While the process used by Swiss researchers to defeat reCAPTCHAv2 was not fully automated and required human intervention, a fully automated process for bypassing CAPTCHA systems may be just around the corner.

“I wouldn't be surprised if this came up in the near future,” said Philip Mack, director of the cybersecurity operations center for a large government agency and an assistant professor at New York University. Decrypt.

In response to bots' improved ability to solve captchas, companies like Google, which released its third-generation reCAPTCHA product in 2018, are steadily increasing the complexity of their products.

“The bots are constantly getting smarter,” said Sandy Carielli, principal analyst at Forrester. “What worked a few weeks ago may not work today.”

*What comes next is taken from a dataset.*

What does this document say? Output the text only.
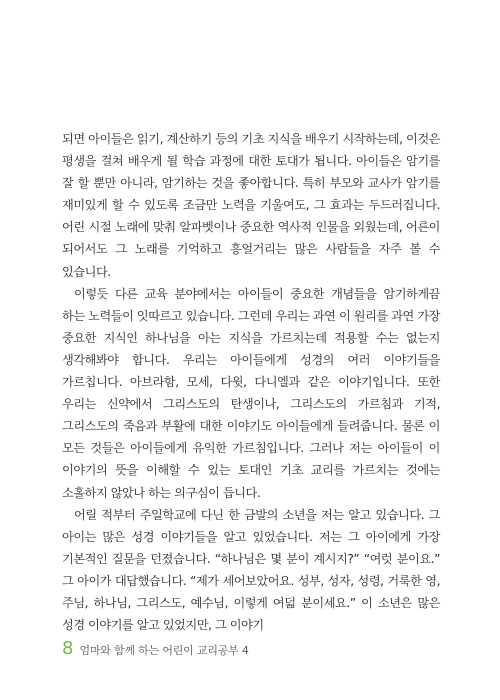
되면 아이들은 읽기, 계산하기 등의 기초 지식을 배우기 시작하는데, 이것은 평생을 걸쳐 배우게 될 학습 과정에 대한 토대가 됩니다. 아이들은 암기를 잘 할 뿐만 아니라, 암기하는 것을 좋아합니다. 특히 부모와 교사가 암기를 재미있게 할 수 있도록 조금만 노력을 기울여도, 그 효과는 두드러집니다. 어린 시절 노래에 맞춰 알파벳이나 중요한 역사적 인물을 외웠는데, 어른이 되어서도 그 노래를 기억하고 흥얼거리는 많은 사람들을 자주 볼 수 있습니다.

이렇듯 다른 교육 분야에서는 아이들이 중요한 개념들을 암기하게끔 하는 노력들이 잇따르고 있습니다. 그런데 우리는 과연 이 원리를 과연 가장 중요한 지식인 하나님을 아는 지식을 가르치는데 적용할 수는 없는지 생각해봐야 합니다. 우리는 아이들에게 성경의 여러 이야기들을 가르칩니다. 아브라함, 모세, 다윗, 다니엘과 같은 이야기입니다. 또한 우리는 신약에서 그리스도의 탄생이나, 그리스도의 가르침과 기적, 그리스도의 죽음과 부활에 대한 이야기도 아이들에게 들려줍니다. 물론 이 모든 것들은 아이들에게 유익한 가르침입니다. 그러나 저는 아이들이 이 이야기의 뜻을 이해할 수 있는 토대인 기초 교리를 가르치는 것에는 소홀하지 않았나 하는 의구심이 듭니다.

어릴 적부터 주일학교에 다닌 한 금발의 소년을 저는 알고 있습니다. 그 아이는 많은 성경 이야기들을 알고 있었습니다. 저는 그 아이에게 가장 기본적인 질문을 던졌습니다. “하나님은 몇 분이 계시지?” “여럿 분이요.” 그 아이가 대답했습니다. “제가 세어보았어요. 성부, 성자, 성령, 거룩한 영, 주님, 하나님, 그리스도, 예수님, 이렇게 여덟 분이세요.” 이 소년은 많은 성경 이야기를 알고 있었지만, 그 이야기

8 엄마와 함께 하는 어린이 교리공부 4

“The best players are constantly improving because they have to,” she said. “The evolution is not just to block bots, but to create the right responses to bots that are so expensive that they go elsewhere.”

However, introducing more difficult challenges for bots would add more complexity to the puzzles, making them more inconvenient for humans.

Average users “have to spend more and more time solving captchas and may eventually give up,” says Mack.

While the future of CAPTCHA as a security technology is uncertain, others — including Gene Tudyk, a professor of computer science at the University of California, Irvine — are more pessimistic.

“Only reCAPTCHA and its seeds should go,” Tudyk said. “There are other techniques that are still safe or at least better, but not significant. So it will still be an arms race.

If CAPTCHA fades, there could be dire consequences for many Internet stakeholders unless cybersecurity firms come up with new solutions, Green said.

“If 50% of their users don't know they're real, that's a big problem for advertisers and the people running the service,” Green said. “Cheating was a big problem when you had to hire people to do it, and now it's even worse when you can have AI do the cheating for you.”